Unintended consequences aplenty follow from advances in medical care. "For the first time in recorded history," points out Thomas J. Bollyky's Plagues and the Paradox of Progress: Why the World Is Getting Healthier in Worrisome Ways (MIT Press, October), "infectious diseases are not the leading cause of death or disability in any region of the world." But that is not the whole story. Reduced mortality rates from disease do not translate directly into better economic conditions, "the same improvements in income, job opportunities and governance that occurred with these changes in wealthier countries decades ago." Indeed, if it's true that "low-cost health tools helped enable the phenomenon of poor world megacities," progress and impoverishment can advance together.

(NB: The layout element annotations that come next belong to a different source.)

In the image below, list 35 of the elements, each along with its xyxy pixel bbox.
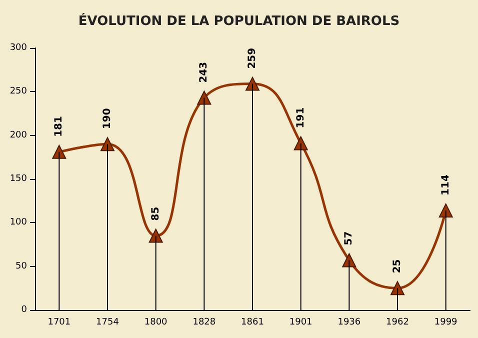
y-tick-label: 150 [10, 174, 28, 184]
y-tick-label: 250 [10, 86, 28, 97]
point [294, 136, 308, 150]
x-tick-label: 1828 [192, 318, 216, 328]
x-tick-label: 1936 [338, 318, 361, 328]
point [197, 90, 212, 105]
data-label: 114 [440, 174, 452, 196]
point [148, 228, 163, 243]
data-label: 190 [102, 108, 113, 130]
y-tick-label: 200 [10, 130, 28, 140]
x-tick-label: 1861 [241, 318, 264, 328]
chart-title: ÉVOLUTION DE LA POPULATION DE BAIROLS [78, 12, 400, 29]
data-label: 57 [344, 231, 355, 246]
x-tick-label: 1701 [48, 318, 71, 328]
y-tick-label: 0 [21, 305, 28, 315]
point [52, 144, 66, 159]
x-tick-label: 1901 [289, 318, 312, 328]
y-tick-label: 50 [16, 261, 28, 272]
y-tick-label: 300 [10, 43, 28, 53]
data-label: 259 [247, 48, 258, 69]
data-label: 25 [392, 259, 403, 274]
x-tick-label: 1999 [434, 318, 458, 328]
x-tick-label: 1962 [386, 318, 409, 328]
data-label: 191 [295, 107, 306, 128]
point [246, 76, 260, 91]
data-label: 181 [54, 116, 65, 137]
y-tick-label: 100 [10, 218, 28, 228]
x-tick-label: 1800 [144, 318, 168, 328]
data-label: 85 [150, 206, 162, 221]
x-tick-label: 1754 [96, 318, 120, 328]
point [390, 281, 404, 296]
point [438, 203, 453, 218]
point [342, 253, 356, 268]
point [100, 137, 114, 152]
data-label: 243 [198, 62, 210, 83]
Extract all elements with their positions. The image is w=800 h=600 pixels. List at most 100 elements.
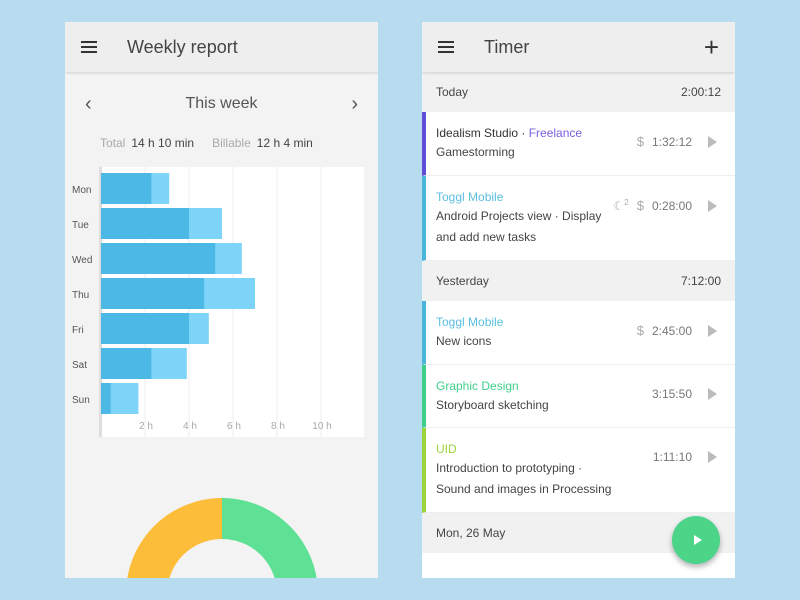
add-icon[interactable]: +: [703, 32, 719, 62]
continue-play-icon[interactable]: [708, 199, 717, 212]
y-tick-label: Tue: [72, 220, 89, 231]
app-bar: Timer +: [422, 22, 735, 72]
start-timer-button[interactable]: [672, 516, 720, 564]
project-donut-chart: [127, 498, 317, 578]
total-label: Total: [100, 136, 126, 150]
day-label: Today: [436, 85, 469, 99]
continue-play-icon[interactable]: [708, 451, 717, 463]
project-name: Graphic Design: [436, 379, 519, 393]
entry-meta: $1:32:12: [637, 134, 717, 149]
entry-duration: 0:28:00: [651, 198, 692, 213]
entry-meta: ☾2 $0:28:00: [613, 198, 717, 213]
billable-icon: $: [636, 323, 644, 338]
bar-sun: [110, 383, 139, 414]
entry-meta: $2:45:00: [637, 323, 717, 338]
app-bar: Weekly report: [65, 22, 378, 72]
entry-description: Storyboard sketching: [436, 398, 549, 412]
time-entry-list: Today 2:00:12 Idealism Studio · Freelance G…: [422, 72, 735, 553]
x-tick-label: 4 h: [183, 421, 197, 432]
entry-description: Android Projects view · Display and add …: [436, 209, 602, 244]
bar-fri: [189, 313, 209, 344]
time-entry[interactable]: UID Introduction to prototyping · Sound a…: [422, 428, 735, 513]
project-line: Idealism Studio · Freelance: [436, 126, 735, 140]
client-name: Idealism Studio: [436, 126, 519, 140]
chevron-left-icon[interactable]: ‹: [85, 92, 92, 115]
continue-play-icon[interactable]: [708, 135, 717, 148]
entry-description: Gamestorming: [436, 145, 515, 159]
entry-duration: 1:32:12: [651, 134, 692, 149]
y-tick-label: Fri: [72, 325, 84, 336]
weekly-bar-chart: 2 h 4 h 6 h 8 h 10 h Mon Tue Wed Thu Fri Sat Sun: [72, 167, 364, 437]
x-tick-label: 6 h: [227, 421, 241, 432]
entry-description: New icons: [436, 334, 492, 348]
x-tick-label: 2 h: [139, 421, 153, 432]
entry-duration: 2:45:00: [651, 323, 692, 338]
subtask-count: 2: [624, 198, 629, 207]
separator: ·: [518, 126, 529, 140]
project-name: Toggl Mobile: [436, 315, 504, 329]
week-navigator: ‹ This week ›: [65, 72, 378, 136]
continue-play-icon[interactable]: [708, 324, 717, 337]
bar-mon: [101, 173, 152, 204]
project-line: Toggl Mobile: [436, 315, 735, 329]
continue-play-icon[interactable]: [708, 388, 717, 400]
billable-icon: $: [636, 134, 644, 149]
day-label: Mon, 26 May: [436, 526, 506, 540]
subtasks-icon: ☾2: [613, 198, 629, 213]
bar-sun: [101, 383, 111, 414]
y-tick-label: Sat: [72, 360, 87, 371]
day-header: Today 2:00:12: [422, 72, 735, 112]
menu-icon[interactable]: [81, 41, 97, 53]
bar-thu: [101, 278, 205, 309]
time-entry[interactable]: Toggl Mobile Android Projects view · Disp…: [422, 176, 735, 261]
bar-wed: [101, 243, 216, 274]
y-axis: [99, 167, 102, 437]
x-tick-label: 8 h: [271, 421, 285, 432]
day-total: 7:12:00: [680, 274, 721, 288]
billable-label: Billable: [212, 136, 251, 150]
bar-wed: [215, 243, 242, 274]
project-name: Freelance: [528, 126, 583, 140]
project-line: UID: [436, 442, 735, 456]
day-label: Yesterday: [436, 274, 489, 288]
y-tick-label: Sun: [72, 395, 90, 406]
totals-summary: Total 14 h 10 min Billable 12 h 4 min: [100, 136, 378, 150]
donut-segment: [127, 498, 222, 578]
period-label: This week: [185, 95, 258, 112]
weekly-report-screen: Weekly report ‹ This week › Total 14 h 10…: [65, 22, 378, 578]
total-value: 14 h 10 min: [131, 136, 195, 150]
bar-sat: [101, 348, 152, 379]
project-name: UID: [436, 442, 457, 456]
billable-value: 12 h 4 min: [256, 136, 313, 150]
bar-mon: [151, 173, 170, 204]
time-entry[interactable]: Idealism Studio · Freelance Gamestorming $…: [422, 112, 735, 176]
entry-meta: 1:11:10: [653, 450, 717, 464]
billable-icon: $: [636, 198, 644, 213]
page-title: Weekly report: [127, 36, 238, 57]
day-header: Yesterday 7:12:00: [422, 261, 735, 301]
entry-description: Introduction to prototyping · Sound and …: [436, 461, 612, 496]
menu-icon[interactable]: [438, 41, 454, 53]
entry-duration: 1:11:10: [652, 450, 692, 464]
bar-tue: [101, 208, 189, 239]
time-entry[interactable]: Toggl Mobile New icons $2:45:00: [422, 301, 735, 365]
bar-sat: [151, 348, 187, 379]
project-name: Toggl Mobile: [436, 190, 504, 204]
bar-thu: [204, 278, 255, 309]
bar-fri: [101, 313, 189, 344]
time-entry[interactable]: Graphic Design Storyboard sketching 3:15:5…: [422, 365, 735, 428]
donut-segment: [222, 498, 317, 578]
page-title: Timer: [484, 36, 530, 57]
timer-screen: Timer + Today 2:00:12 Idealism Studio · Fr…: [422, 22, 735, 578]
entry-meta: 3:15:50: [652, 387, 717, 401]
y-tick-label: Wed: [72, 255, 92, 266]
play-icon: [693, 535, 702, 545]
chevron-right-icon[interactable]: ›: [351, 92, 358, 115]
y-tick-label: Thu: [72, 290, 89, 301]
bar-tue: [189, 208, 222, 239]
day-total: 2:00:12: [680, 85, 721, 99]
y-tick-label: Mon: [72, 185, 91, 196]
project-line: Toggl Mobile: [436, 190, 735, 204]
project-line: Graphic Design: [436, 379, 735, 393]
x-tick-label: 10 h: [312, 421, 331, 432]
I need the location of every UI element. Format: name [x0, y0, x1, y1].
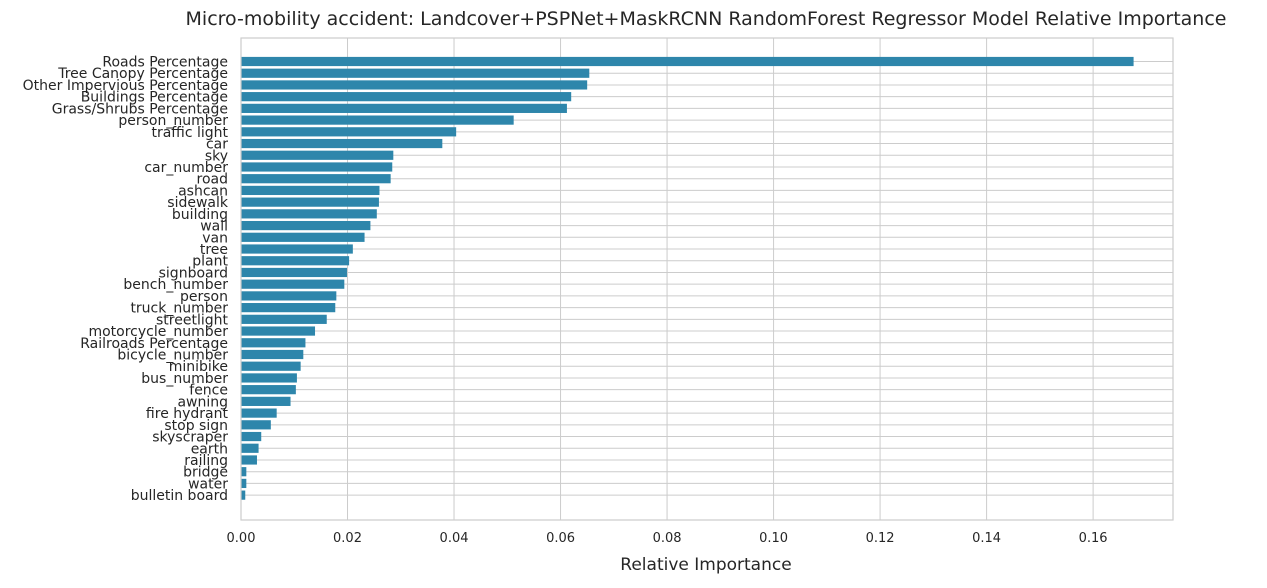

The claim that a medical advance can empower the patient goes under scrutiny in Kelly Pender's Being at Genetic Risk: Toward a Rhetoric of Care (Penn State University Press, November). For decades, what the author calls "rhetorics of choice" have conditioned the health-care discourse concerning BRCA testing, which identifies a genetic mutation that increases susceptibility to breast and ovarian cancer. Women so diagnosed are told "that they are free to choose how (and whether) to deal with their risk"; critics say they "are, in fact, not free to choose but rather are forced to make particular choices." The author "argues for a change in the conversation around genetic risk that focuses less on choice and more on care." That distinction is left undefined by the catalog entry, which is hardly a venue well suited to clarify it.

Combining bioethics and futurology, John K. Davis's New Methuselahs: The Ethics of Life Extension (MIT Press, July) considers some of the issues associated with a medical advance that hasn't happened. We cannot yet slow down the genetically programed aging process in humans. We can in other organisms, though, and the relevant parts of our own genome are known. Davis considers "the desirability of extended life; whether refusing extended life is a form of suicide; the Malthusian threat of overpopulation; equal access to life extension; and life extension and the right against harm."

Whether or not adding a century or two to the human life span ought to be a priority is an ethical problem -- not that it will be answered as one. The potential rewards of throwing money at the first really promising development makes superlongevity a tech bubble bound to happen.

Until then, mortality remains the fraught issue that Anna Durnová discusses in The Politics of Intimacy: Rethinking the End-of-Life Controversy (University of Michigan Press, August). The care of the terminally ill and the possibility of choosing one's own time of death are extremely personal matters for those involved; at the same time, they are also matters of public concern, framed by the rules of legal and medical institutions. "Through interviews with mourners, stakeholders and medical professionals, as well as examination of media debates in France and the Czech Republic," the author "shows that liberal institutions, in their attempts to accommodate the emotional experience at the end of life, ultimately fail."

No doubt, though the problem has little enough to do with any sociopolitical order we've come up with, or ever will. It is the human condition -- defined, in the poet's words, as "sick with desire, / And fastened to a dying animal."